Practical Summary for Clinicians
When managing a diabetic patient on a texture-modified diet in HK long-term care:
- Assess current thickener type — switch to xanthan gum-based if not already in use
- Audit high-GI starchy foods (plain pureed rice, congee, mashed white potato) and substitute barley congee, legume purees, or sweet potato puree where culturally acceptable
- Refer to dietitian specifying both dysphagia (IDDSI level) and diabetes (HbA1c, current treatment)
- Ensure carbohydrate counting in meal plans includes thickener contribution
- Consider CGM referral for insulin-treated patients with unstable glucose on texture-modified diet
References
- Dikeman CL, Fahey GC. (2006). Viscosity as related to dietary fiber: a review. Critical Reviews in Food Science and Nutrition, 46(8), 649–663.
- Foster-Powell K, Holt SH, Brand-Miller JC. (2002). International table of glycemic index and glycemic load values. American Journal of Clinical Nutrition, 76(1), 5–56.

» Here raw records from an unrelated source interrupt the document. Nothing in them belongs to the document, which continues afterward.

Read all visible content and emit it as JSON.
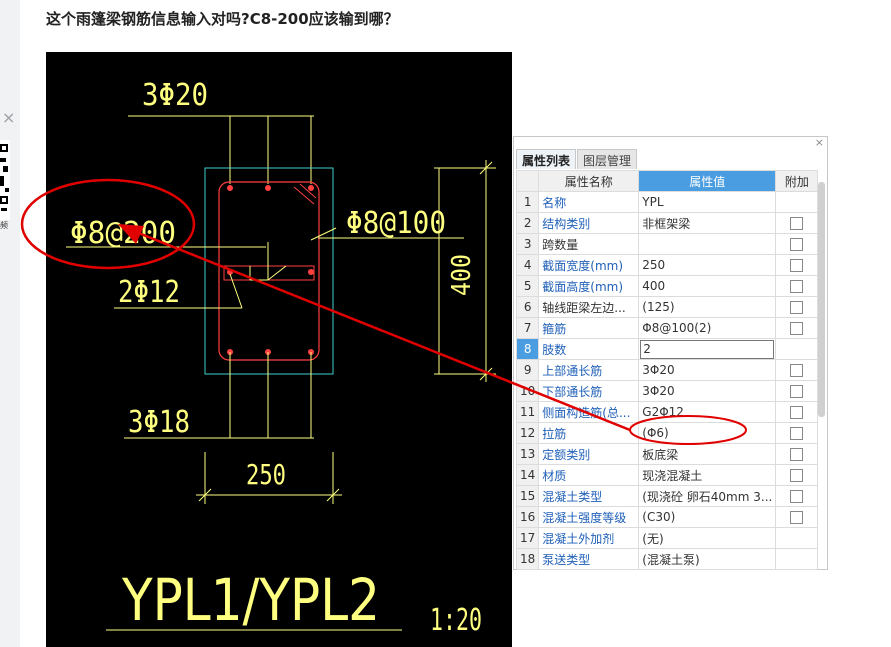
{
  "question": {
    "title": "这个雨篷梁钢筋信息输入对吗?C8-200应该输到哪？"
  },
  "drawing": {
    "top_rebar": "3Φ20",
    "stirrup_annotation": "Φ8@200",
    "side_stirrup": "Φ8@100",
    "middle_rebar": "2Φ12",
    "bottom_rebar": "3Φ18",
    "width_dim": "250",
    "height_dim": "400",
    "title": "YPL1/YPL2",
    "scale": "1:20"
  },
  "property_panel": {
    "close_label": "×",
    "tabs": [
      "属性列表",
      "图层管理"
    ],
    "columns": [
      "属性名称",
      "属性值",
      "附加"
    ],
    "rows": [
      {
        "num": "1",
        "name": "名称",
        "value": "YPL",
        "checkbox": false
      },
      {
        "num": "2",
        "name": "结构类别",
        "value": "非框架梁",
        "checkbox": true
      },
      {
        "num": "3",
        "name": "跨数量",
        "value": "",
        "checkbox": true
      },
      {
        "num": "4",
        "name": "截面宽度(mm)",
        "value": "250",
        "checkbox": true
      },
      {
        "num": "5",
        "name": "截面高度(mm)",
        "value": "400",
        "checkbox": true
      },
      {
        "num": "6",
        "name": "轴线距梁左边...",
        "value": "(125)",
        "checkbox": true
      },
      {
        "num": "7",
        "name": "箍筋",
        "value": "Φ8@100(2)",
        "checkbox": true
      },
      {
        "num": "8",
        "name": "肢数",
        "value": "2",
        "checkbox": false
      },
      {
        "num": "9",
        "name": "上部通长筋",
        "value": "3Φ20",
        "checkbox": true
      },
      {
        "num": "10",
        "name": "下部通长筋",
        "value": "3Φ20",
        "checkbox": true
      },
      {
        "num": "11",
        "name": "侧面构造筋(总...",
        "value": "G2Φ12",
        "checkbox": true
      },
      {
        "num": "12",
        "name": "拉筋",
        "value": "(Φ6)",
        "checkbox": true
      },
      {
        "num": "13",
        "name": "定额类别",
        "value": "板底梁",
        "checkbox": true
      },
      {
        "num": "14",
        "name": "材质",
        "value": "现浇混凝土",
        "checkbox": true
      },
      {
        "num": "15",
        "name": "混凝土类型",
        "value": "(现浇砼 卵石40mm 3...",
        "checkbox": true
      },
      {
        "num": "16",
        "name": "混凝土强度等级",
        "value": "(C30)",
        "checkbox": true
      },
      {
        "num": "17",
        "name": "混凝土外加剂",
        "value": "(无)",
        "checkbox": false
      },
      {
        "num": "18",
        "name": "泵送类型",
        "value": "(混凝土泵)",
        "checkbox": false
      }
    ]
  },
  "sidebar": {
    "close_label": "×",
    "qr_caption": "频"
  },
  "colors": {
    "cad_background": "#000000",
    "cad_yellow": "#ffff80",
    "cad_red": "#ff4040",
    "cad_cyan": "#40d0d0",
    "highlight_blue": "#4a9de0",
    "name_blue": "#1f5fb8",
    "annotation_red": "#e00000"
  }
}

- Jenkins DJ, Wolever TM, Taylor RH, et al. (1981). Glycemic index of foods: a physiological basis for carbohydrate exchange. American Journal of Clinical Nutrition, 34(3), 362–366.
- Judd PA, Ellis PR. (2005). Plant cell walls and their modification as dietary fibre — effects on the glycaemic index. Proceedings of the Nutrition Society, 64(3), 406–412.
- Toeller M. (2005). Glycaemic index: recommendations for diabetics — an issue based on scientific evidence. European Journal of Clinical Nutrition, 59(Suppl 1), S59–S63.
- Wolever TM. (2006). The glycaemic index: a physiological classification of dietary carbohydrate. CABI Publishing, Oxfordshire.